As an aside, low potential for addiction, strict production regulations and severe marketing restrictions are also the reasons why anti-cannabis crusaders are wrong when they claim that in the future, cannabis companies will repeat the sins of Big Tobacco. They use the term “Big Marijuana” to draw a false association and conjure scary images of the nefarious schemes perpetrated by “Big Tobacco.” But the cannabis industry would never be able to repeat those sins even if it wanted to, and the “Big Marijuana” scare tactic fails as a result.
“Heat-not-burn” vaporizers are another reason why Big Tobacco will dominate, according to Mr. Bershidsky. He claims that these devices are “cutting edge” and notes that tobacco companies hold patents, giving them a technological advantage over other cannabis sellers. This is a rather naïve view. Not only have whole-leaf cannabis vaporizers been in use for many years, they have already fallen out of favor with many cannabis consumers who prefer the ease and efficiency of vaping cannabis oil extracts.

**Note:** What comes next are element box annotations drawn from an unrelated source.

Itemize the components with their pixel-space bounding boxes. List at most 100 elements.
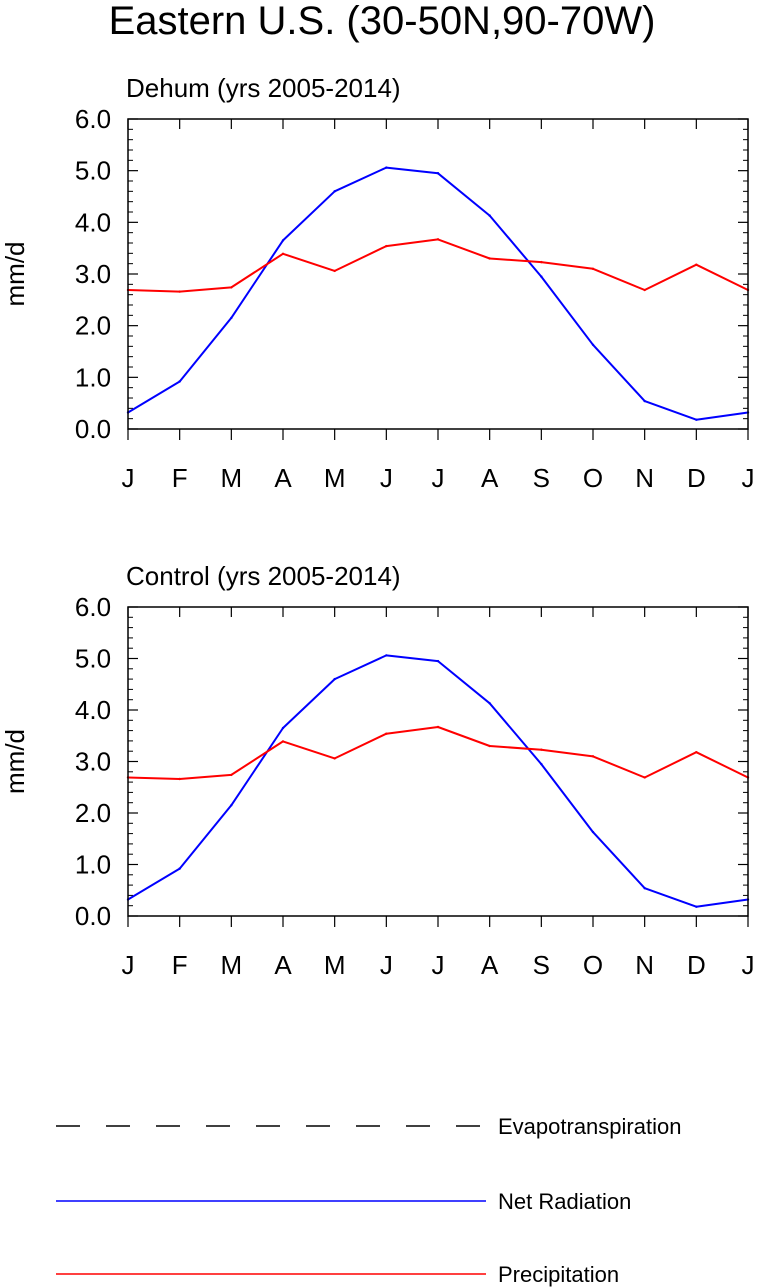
plot-frame [127,118,749,430]
y-tick-label: 3.0 [75,747,111,777]
plot-frame [127,606,749,917]
chart-panel-1: Dehum (yrs 2005-2014) mm/d 0.0 1.0 2.0 3.0 4.0… [0,73,755,493]
x-tick-label: M [324,463,346,493]
data-point-net-radiation [436,172,440,175]
legend-label: Net Radiation [498,1189,631,1214]
x-tick-label: M [220,463,242,493]
data-point-net-radiation [385,654,388,657]
x-tick-label: A [274,463,292,493]
figure-title: Eastern U.S. (30-50N,90-70W) [109,0,656,43]
data-point-precipitation [540,748,543,751]
panel-title: Control (yrs 2005-2014) [126,561,401,591]
data-point-precipitation [385,244,388,248]
data-point-precipitation [591,755,595,758]
x-tick-label: S [533,950,550,980]
data-point-net-radiation [540,762,543,766]
x-tick-label: J [742,463,755,493]
data-point-precipitation [591,267,595,271]
x-tick-label: M [220,950,242,980]
data-point-precipitation [643,288,646,292]
data-point-precipitation [695,263,698,266]
data-point-net-radiation [281,239,285,242]
data-point-net-radiation [436,659,440,663]
panel-title: Dehum (yrs 2005-2014) [126,73,401,103]
data-point-net-radiation [333,190,336,193]
x-tick-label: D [687,463,706,493]
x-tick-label: O [583,463,603,493]
y-tick-label: 0.0 [75,414,111,444]
data-point-precipitation [230,773,233,777]
y-tick-label: 5.0 [75,156,111,186]
panels: Dehum (yrs 2005-2014) mm/d 0.0 1.0 2.0 3.0 4.0… [0,73,755,980]
x-tick-label: F [172,950,188,980]
legend: Evapotranspiration Net Radiation Precipita… [56,1114,681,1287]
x-tick-label: A [481,463,499,493]
y-tick-label: 2.0 [75,311,111,341]
series-line-net-radiation [127,654,749,908]
x-tick-label: F [172,463,188,493]
data-point-net-radiation [591,830,595,834]
y-tick-label: 3.0 [75,259,111,289]
data-point-precipitation [333,757,336,760]
y-tick-label: 6.0 [75,592,111,622]
data-point-precipitation [281,252,285,256]
data-point-net-radiation [178,867,181,870]
y-tick-label: 6.0 [75,104,111,134]
data-point-precipitation [488,257,491,260]
x-tick-label: A [274,950,292,980]
y-tick-label: 0.0 [75,901,111,931]
data-point-precipitation [230,286,233,289]
x-tick-label: N [635,463,654,493]
data-point-precipitation [281,740,285,743]
x-tick-label: N [635,950,654,980]
y-tick-label: 4.0 [75,207,111,237]
data-point-precipitation [333,269,336,273]
x-tick-label: O [583,950,603,980]
y-tick-label: 1.0 [75,362,111,392]
data-point-net-radiation [643,886,646,890]
y-tick-label: 1.0 [75,850,111,880]
data-point-net-radiation [540,275,543,278]
data-point-precipitation [385,732,388,735]
x-tick-label: J [380,950,393,980]
data-point-net-radiation [281,726,285,730]
legend-label: Evapotranspiration [498,1114,681,1139]
data-point-net-radiation [385,166,388,169]
data-point-precipitation [178,290,181,293]
data-point-precipitation [178,777,181,781]
y-tick-label: 4.0 [75,695,111,725]
y-tick-label: 2.0 [75,798,111,828]
y-axis-label: mm/d [0,242,30,307]
legend-label: Precipitation [498,1262,619,1287]
x-tick-label: J [122,950,135,980]
data-point-precipitation [488,744,491,748]
data-point-net-radiation [591,343,595,346]
data-point-precipitation [436,725,440,729]
x-tick-label: S [533,463,550,493]
x-tick-label: J [742,950,755,980]
data-point-net-radiation [230,316,233,320]
data-point-net-radiation [178,380,181,383]
data-point-net-radiation [695,418,698,421]
x-tick-label: J [380,463,393,493]
series-line-precipitation [127,726,749,780]
series-line-net-radiation [127,166,749,421]
data-point-precipitation [540,260,543,264]
data-point-net-radiation [333,677,336,681]
data-point-precipitation [643,776,646,779]
y-axis-label: mm/d [0,729,30,794]
data-point-net-radiation [230,804,233,807]
data-point-precipitation [695,751,698,754]
x-tick-label: A [481,950,499,980]
data-point-net-radiation [643,399,646,403]
x-tick-label: J [122,463,135,493]
data-point-net-radiation [695,905,698,908]
x-tick-label: J [432,950,445,980]
chart-panel-2: Control (yrs 2005-2014) mm/d 0.0 1.0 2.0 3.0 4… [0,561,755,980]
data-point-precipitation [436,238,440,241]
data-point-net-radiation [488,214,491,217]
x-tick-label: J [432,463,445,493]
series-line-precipitation [127,238,749,293]
y-tick-label: 5.0 [75,644,111,674]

As for the supposed advantage of having in place “industrial facilities to make marijuana cigarettes,” Big Tobacco must already know that pre-rolled cigarettes account for a very small percentage of cannabis sales.
So, investors, take heed. Big Tobacco’s success in the cannabis industry is no safe bet, and some of the companies that are truly “poised to dominate” are already up and running at top speed. There is no doubt that some of the first-wave cannabis companies will eventually sell their businesses to large corporations. For example, Colorado’s popular Medicine Man has already admitted that they intend to sell out. But it would be a mistake for investors to underestimate the size and strength of a cannabis culture that will organize to resist the entrance of Big Tobacco into the industry that they worked, and in many cases suffered, to create.
James McNamara is an attorney and drug policy reform advocate doing independent research on the disastrous impact of U.S. drug policy both domestically and throughout Latin America.